Let $(\Omega,\mathcal{A},\mathbb{P})$ a probability space. Let $(X_t)_{t \in [0,T]}$, $(Y_t)_{t \in [0,T]}$ (real-valued) centered Gaussian processes such that the finite dimensional distributions coincide, i.e.
$$\mathbb{E}X_t = \mathbb{E}Y_t = 0 \qquad \qquad C(s,t) := \mathbb{E}(X_s \cdot X_t) = \mathbb{E}(Y_s \cdot Y_t)$$
Moreover, assume that the trajectories $t \mapsto X(t,\omega)$, $t \mapsto Y(t,\omega)$ are in $L^2([0,T])$ for all $w \in \Omega$.
Does the equality
$$\mathbb{P}(\|X-\varphi\|_{L^2}<\delta) = \mathbb{P}(\|Y-\varphi\|_{L^2}<\delta) := \mathbb{P} \left\{\omega; \left(\int_0^T |Y(t,\omega)-\varphi(t)|^2 \, dt \right)^{\frac{1}{2}} < \delta \right\}$$ hold for $\varphi \in L^2([0,T]), \delta>0$? Equivalently: Do the distributions of the mappings
$$\Omega \ni \omega \mapsto X(\cdot,\omega) \in L^2([0,T]) \qquad \Omega \ni \omega \mapsto Y(\cdot,\omega) \in L^2([0,T]) \tag{1}$$
on $L^2([0,T])$, endowed with the Borel-$\sigma$-algebra generated by the $L^2$-norm, coincide?

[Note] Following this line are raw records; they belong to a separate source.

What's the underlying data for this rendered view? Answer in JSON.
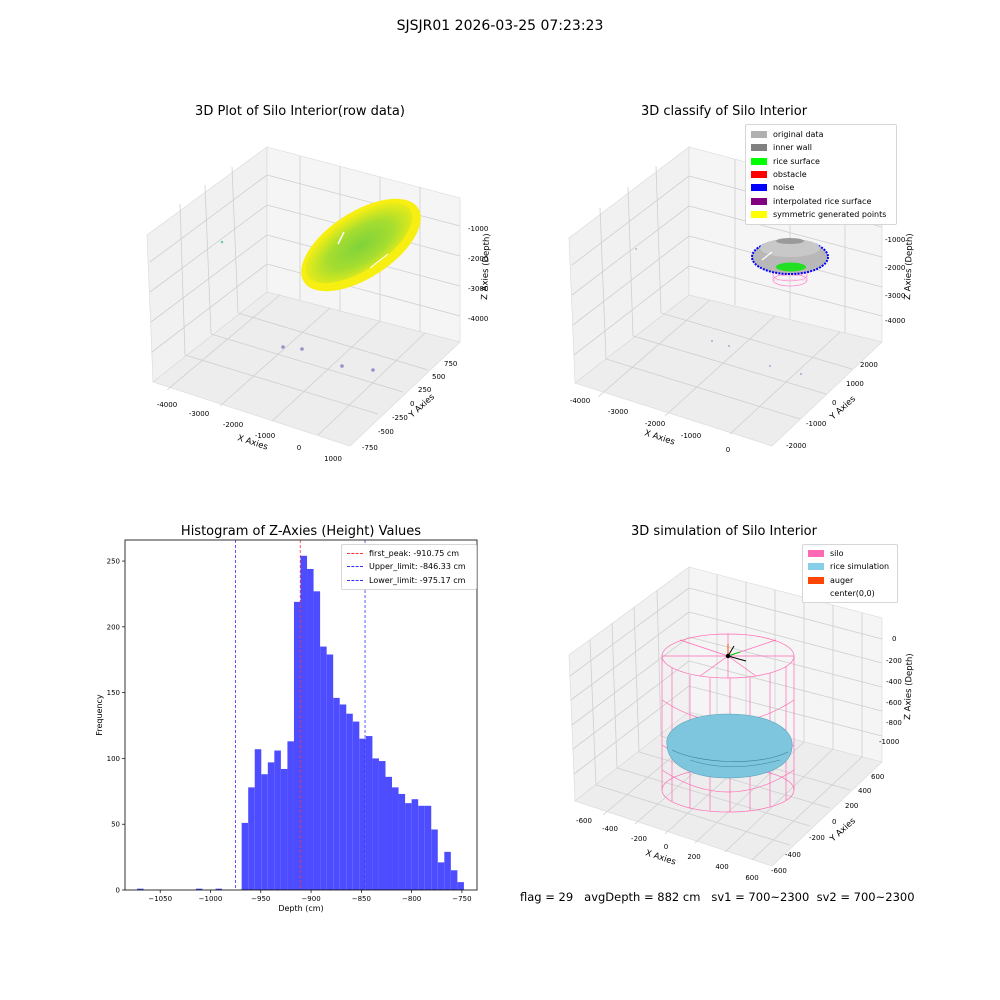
{
  "figure_title": "SJSJR01 2026-03-25 07:23:23",
  "footer": {
    "flag": "flag = 29",
    "avg_depth": "avgDepth = 882 cm",
    "sv1": "sv1 = 700~2300",
    "sv2": "sv2 = 700~2300"
  },
  "colors": {
    "histogram_bar": "#4d4dff",
    "first_peak_line": "#ff3333",
    "limit_line": "#3333ff",
    "original_data": "#b0b0b0",
    "inner_wall": "#808080",
    "rice_surface": "#00ff00",
    "obstacle": "#ff0000",
    "noise": "#0000ff",
    "interpolated_rice_surface": "#800080",
    "symmetric_generated_points": "#ffff00",
    "silo": "#ff69b4",
    "rice_simulation": "#87ceeb",
    "auger": "#ff4500"
  },
  "chart_data": [
    {
      "type": "scatter",
      "title": "3D Plot of Silo Interior(row data)",
      "xlabel": "X Axies",
      "ylabel": "Y Axies",
      "zlabel": "Z Axies (Depth)",
      "x_ticks": [
        "-4000",
        "-3000",
        "-2000",
        "-1000",
        "0",
        "1000"
      ],
      "y_ticks": [
        "-750",
        "-500",
        "-250",
        "0",
        "250",
        "500",
        "750"
      ],
      "z_ticks": [
        "-1000",
        "-2000",
        "-3000",
        "-4000"
      ]
    },
    {
      "type": "scatter",
      "title": "3D classify of Silo Interior",
      "xlabel": "X Axies",
      "ylabel": "Y Axies",
      "zlabel": "Z Axies (Depth)",
      "x_ticks": [
        "-4000",
        "-3000",
        "-2000",
        "-1000",
        "0"
      ],
      "y_ticks": [
        "-2000",
        "-1000",
        "0",
        "1000",
        "2000"
      ],
      "z_ticks": [
        "-1000",
        "-2000",
        "-3000",
        "-4000"
      ],
      "legend": [
        "original data",
        "inner wall",
        "rice surface",
        "obstacle",
        "noise",
        "interpolated rice surface",
        "symmetric generated points"
      ],
      "legend_position": "top-right"
    },
    {
      "type": "bar",
      "title": "Histogram of Z-Axies (Height) Values",
      "xlabel": "Depth (cm)",
      "ylabel": "Frequency",
      "xlim": [
        -1085,
        -735
      ],
      "ylim": [
        0,
        266
      ],
      "x_ticks": [
        -1050,
        -1000,
        -950,
        -900,
        -850,
        -800,
        -750
      ],
      "x_tick_labels": [
        "−1050",
        "−1000",
        "−950",
        "−900",
        "−850",
        "−800",
        "−750"
      ],
      "y_ticks": [
        0,
        50,
        100,
        150,
        200,
        250
      ],
      "y_tick_labels": [
        "0",
        "50",
        "100",
        "150",
        "200",
        "250"
      ],
      "bins": [
        {
          "x0": -1073.0,
          "x1": -1066.5,
          "count": 1
        },
        {
          "x0": -1014.5,
          "x1": -1008.0,
          "count": 1
        },
        {
          "x0": -995.0,
          "x1": -988.5,
          "count": 1
        },
        {
          "x0": -969.0,
          "x1": -962.5,
          "count": 51
        },
        {
          "x0": -962.5,
          "x1": -956.0,
          "count": 78
        },
        {
          "x0": -956.0,
          "x1": -949.5,
          "count": 107
        },
        {
          "x0": -949.5,
          "x1": -943.0,
          "count": 88
        },
        {
          "x0": -943.0,
          "x1": -936.5,
          "count": 97
        },
        {
          "x0": -936.5,
          "x1": -930.0,
          "count": 106
        },
        {
          "x0": -930.0,
          "x1": -923.5,
          "count": 92
        },
        {
          "x0": -923.5,
          "x1": -917.0,
          "count": 113
        },
        {
          "x0": -917.0,
          "x1": -910.5,
          "count": 219
        },
        {
          "x0": -910.5,
          "x1": -904.0,
          "count": 254
        },
        {
          "x0": -904.0,
          "x1": -897.5,
          "count": 244
        },
        {
          "x0": -897.5,
          "x1": -891.0,
          "count": 227
        },
        {
          "x0": -891.0,
          "x1": -884.5,
          "count": 185
        },
        {
          "x0": -884.5,
          "x1": -878.0,
          "count": 179
        },
        {
          "x0": -878.0,
          "x1": -871.5,
          "count": 146
        },
        {
          "x0": -871.5,
          "x1": -865.0,
          "count": 141
        },
        {
          "x0": -865.0,
          "x1": -858.5,
          "count": 134
        },
        {
          "x0": -858.5,
          "x1": -852.0,
          "count": 128
        },
        {
          "x0": -852.0,
          "x1": -845.5,
          "count": 115
        },
        {
          "x0": -845.5,
          "x1": -839.0,
          "count": 117
        },
        {
          "x0": -839.0,
          "x1": -832.5,
          "count": 100
        },
        {
          "x0": -832.5,
          "x1": -826.0,
          "count": 98
        },
        {
          "x0": -826.0,
          "x1": -819.5,
          "count": 86
        },
        {
          "x0": -819.5,
          "x1": -813.0,
          "count": 78
        },
        {
          "x0": -813.0,
          "x1": -806.5,
          "count": 73
        },
        {
          "x0": -806.5,
          "x1": -800.0,
          "count": 66
        },
        {
          "x0": -800.0,
          "x1": -793.5,
          "count": 69
        },
        {
          "x0": -793.5,
          "x1": -787.0,
          "count": 64
        },
        {
          "x0": -787.0,
          "x1": -780.5,
          "count": 64
        },
        {
          "x0": -780.5,
          "x1": -774.0,
          "count": 46
        },
        {
          "x0": -774.0,
          "x1": -767.5,
          "count": 21
        },
        {
          "x0": -767.5,
          "x1": -761.0,
          "count": 29
        },
        {
          "x0": -761.0,
          "x1": -754.5,
          "count": 15
        },
        {
          "x0": -754.5,
          "x1": -748.0,
          "count": 6
        }
      ],
      "vlines": [
        {
          "label": "first_peak: -910.75 cm",
          "x": -910.75,
          "color": "#ff3333"
        },
        {
          "label": "Upper_limit: -846.33 cm",
          "x": -846.33,
          "color": "#3333ff"
        },
        {
          "label": "Lower_limit: -975.17 cm",
          "x": -975.17,
          "color": "#3333ff"
        }
      ],
      "legend_position": "top-right"
    },
    {
      "type": "scatter",
      "title": "3D simulation of Silo Interior",
      "xlabel": "X Axies",
      "ylabel": "Y Axies",
      "zlabel": "Z Axies (Depth)",
      "x_ticks": [
        "-600",
        "-400",
        "-200",
        "0",
        "200",
        "400",
        "600"
      ],
      "y_ticks": [
        "-600",
        "-400",
        "-200",
        "0",
        "200",
        "400",
        "600"
      ],
      "z_ticks": [
        "0",
        "-200",
        "-400",
        "-600",
        "-800",
        "-1000"
      ],
      "legend": [
        "silo",
        "rice simulation",
        "auger",
        "center(0,0)"
      ],
      "legend_position": "top-right"
    }
  ]
}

Using the definition of the finite dimensional distributions (and Kolmogorov's extension theorem), it's not difficult to see that the distributions of the mappings in $(1)$ coincide with respect to the product-$\sigma$-algebra on $L^2([0,T])$.
Right from the intuition, I would say, that the open balls $B(\varphi,\delta)$ are not contained in the product-$\sigma$-algebra, because I need the information about the whole path to decide whether it is an element of this ball - consequently, this approach does not work out.
I would appreciate any hints & suggestions. Thanks!